What is Molar Solubility from Ksp?
The solubility product constant (Ksp) describes the equilibrium between a sparingly soluble ionic solid and its dissolved ions. Molar solubility (s) is the number of moles of the salt that dissolve per litre of saturated solution. This calculator converts a known Ksp into molar solubility for any salt of the general form AaBb, which dissociates as AaBb \u21cc a A + b B.
How to use the calculator
Enter the Ksp value (scientific notation like 3.9e-11 is accepted), then the stoichiometric coefficients of the cation (a) and the anion (b). For example, AgCl uses \(a = 1\), \(b = 1\); CaF\u2082 uses \(a = 1\), \(b = 2\); and Ag\u2082CrO\u2084 uses \(a = 2\), \(b = 1\). The tool returns the molar solubility plus the equilibrium concentration of each ion.
The formula explained
At saturation, \([A] = a \cdot s\) and \([B] = b \cdot s\). Substituting into the equilibrium expression \(\text{Ksp} = [A]^{a}[B]^{b}\) gives \(\text{Ksp} = (a \cdot s)^{a}(b \cdot s)^{b} = a^{a}b^{b} \cdot s^{(a+b)}\). Solving for \(s\) yields:
$$S = \left( \frac{\text{Ksp}}{a^{a} \cdot b^{b}} \right)^{\frac{1}{a + b}}$$
Worked example
For calcium fluoride, CaF\u2082, \(\text{Ksp} = 3.9 \times 10^{-11}\) with \(a = 1\), \(b = 2\). Then \(a^{a}b^{b} = 1^{1} \cdot 2^{2} = 4\), so $$s = \left( \frac{3.9 \times 10^{-11}}{4} \right)^{1/3} = (9.75 \times 10^{-12})^{1/3} \approx 2.14 \times 10^{-4}\ \text{mol/L}.$$ The fluoride concentration is \(2s \approx 4.28 \times 10^{-4}\ \text{mol/L}\).
FAQ
Does this work for 1:1 salts like AgCl? Yes. With \(a = b = 1\) the formula reduces to \(s = \sqrt{\text{Ksp}}\).

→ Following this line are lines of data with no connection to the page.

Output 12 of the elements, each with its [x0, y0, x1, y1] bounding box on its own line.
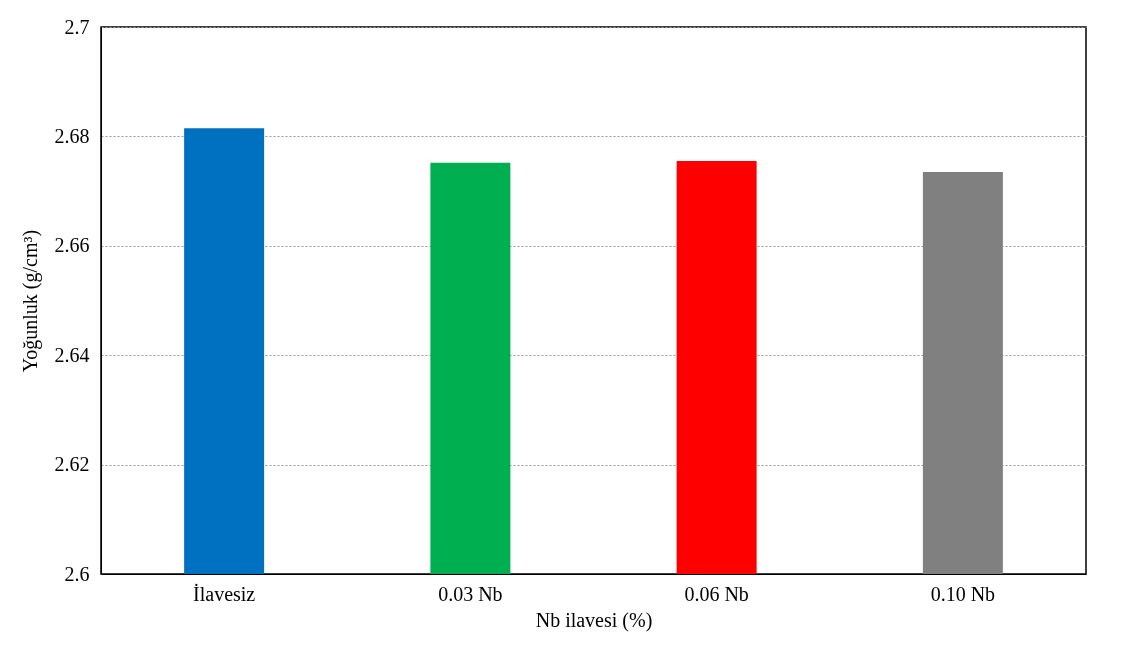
x-axis-title: Nb ilavesi (%)	[535, 608, 653, 632]
y-tick-label: 2.7	[64, 15, 90, 38]
x-tick-label: 0.03 Nb	[438, 582, 503, 605]
y-tick-label: 2.6	[64, 562, 90, 585]
x-tick-label: 0.06 Nb	[684, 582, 749, 605]
y-tick-label: 2.68	[54, 124, 90, 147]
x-tick-label: İlavesiz	[193, 582, 256, 605]
y-tick-label: 2.66	[54, 234, 90, 257]
y-axis-title: Yoğunluk (g/cm³)	[18, 229, 42, 373]
x-tick-label: 0.10 Nb	[930, 582, 996, 605]
y-tick-label: 2.62	[54, 453, 90, 476]
y-tick-label: 2.64	[54, 343, 90, 366]
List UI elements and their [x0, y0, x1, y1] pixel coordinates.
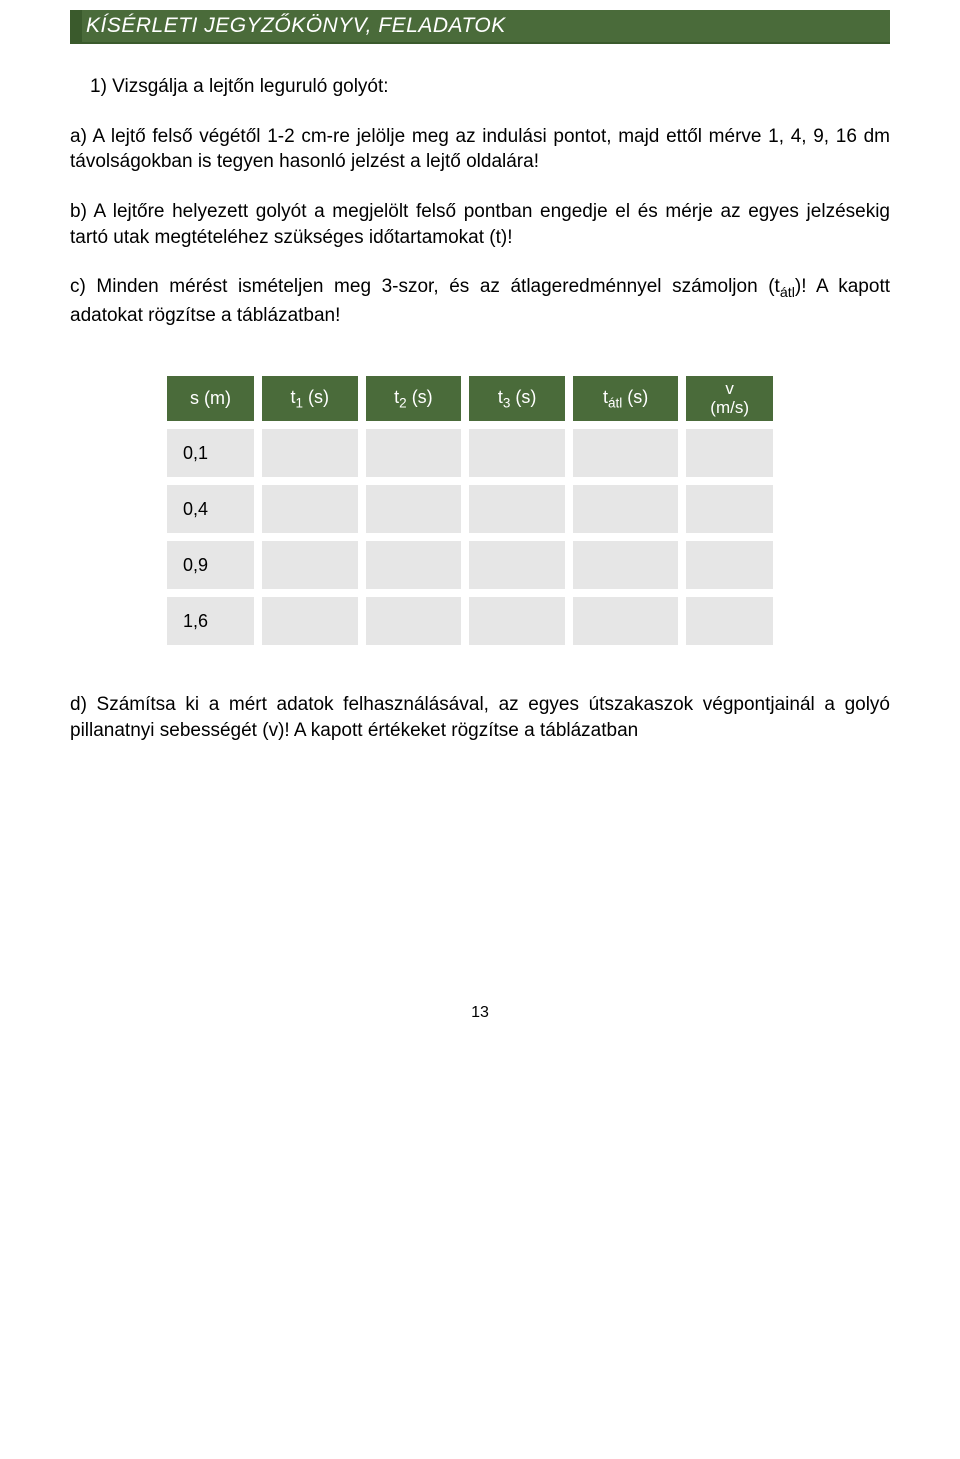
- cell-v: [685, 484, 774, 534]
- cell-t1: [261, 428, 359, 478]
- table-row: 0,9: [166, 540, 774, 590]
- table-row: 0,1: [166, 428, 774, 478]
- cell-v: [685, 540, 774, 590]
- table-row: 0,4: [166, 484, 774, 534]
- page-number: 13: [70, 1004, 890, 1022]
- cell-t1: [261, 540, 359, 590]
- cell-v: [685, 428, 774, 478]
- task-c-sub: átl: [780, 285, 795, 301]
- data-table: s (m) t1 (s) t2 (s) t3 (s) tátl (s) v(m/…: [160, 369, 780, 652]
- table-body: 0,1 0,4 0,9: [166, 428, 774, 646]
- th-s: s (m): [166, 375, 255, 422]
- section-header-text: KÍSÉRLETI JEGYZŐKÖNYV, FELADATOK: [86, 14, 506, 37]
- th-tatl: tátl (s): [572, 375, 679, 422]
- cell-tatl: [572, 484, 679, 534]
- cell-tatl: [572, 540, 679, 590]
- cell-t2: [365, 596, 463, 646]
- th-t3: t3 (s): [468, 375, 566, 422]
- cell-t3: [468, 428, 566, 478]
- cell-s: 0,1: [166, 428, 255, 478]
- cell-t2: [365, 428, 463, 478]
- cell-t3: [468, 484, 566, 534]
- table-header-row: s (m) t1 (s) t2 (s) t3 (s) tátl (s) v(m/…: [166, 375, 774, 422]
- cell-t1: [261, 596, 359, 646]
- cell-s: 0,9: [166, 540, 255, 590]
- th-t1: t1 (s): [261, 375, 359, 422]
- cell-v: [685, 596, 774, 646]
- th-v: v(m/s): [685, 375, 774, 422]
- cell-tatl: [572, 428, 679, 478]
- task-c-part1: c) Minden mérést ismételjen meg 3-szor, …: [70, 276, 780, 297]
- data-table-wrap: s (m) t1 (s) t2 (s) t3 (s) tátl (s) v(m/…: [160, 369, 890, 652]
- cell-tatl: [572, 596, 679, 646]
- table-row: 1,6: [166, 596, 774, 646]
- cell-s: 0,4: [166, 484, 255, 534]
- task-a: a) A lejtő felső végétől 1-2 cm-re jelöl…: [70, 124, 890, 175]
- cell-t2: [365, 484, 463, 534]
- task-d: d) Számítsa ki a mért adatok felhasználá…: [70, 692, 890, 743]
- task-number-line: 1) Vizsgálja a lejtőn leguruló golyót:: [70, 74, 890, 100]
- cell-t2: [365, 540, 463, 590]
- cell-t3: [468, 596, 566, 646]
- cell-t3: [468, 540, 566, 590]
- cell-s: 1,6: [166, 596, 255, 646]
- task-c: c) Minden mérést ismételjen meg 3-szor, …: [70, 274, 890, 329]
- th-t2: t2 (s): [365, 375, 463, 422]
- section-header: KÍSÉRLETI JEGYZŐKÖNYV, FELADATOK: [70, 10, 890, 44]
- task-b: b) A lejtőre helyezett golyót a megjelöl…: [70, 199, 890, 250]
- cell-t1: [261, 484, 359, 534]
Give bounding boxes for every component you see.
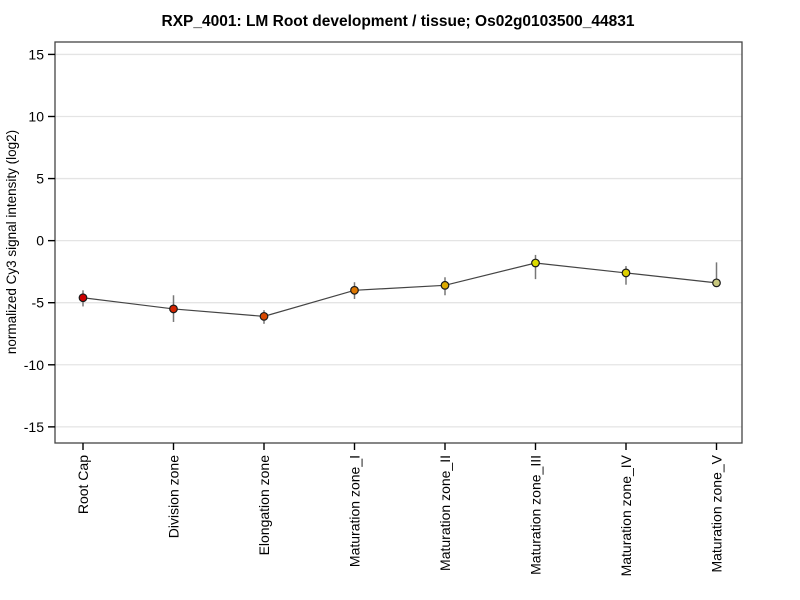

What units does s have? Molar solubility is in moles per litre (mol/L). To convert to grams per litre, multiply by the molar mass.
Does it account for the common-ion effect or activity coefficients? No. It assumes the salt dissolves into pure water with ideal (unit-activity) behavior and no added common ion.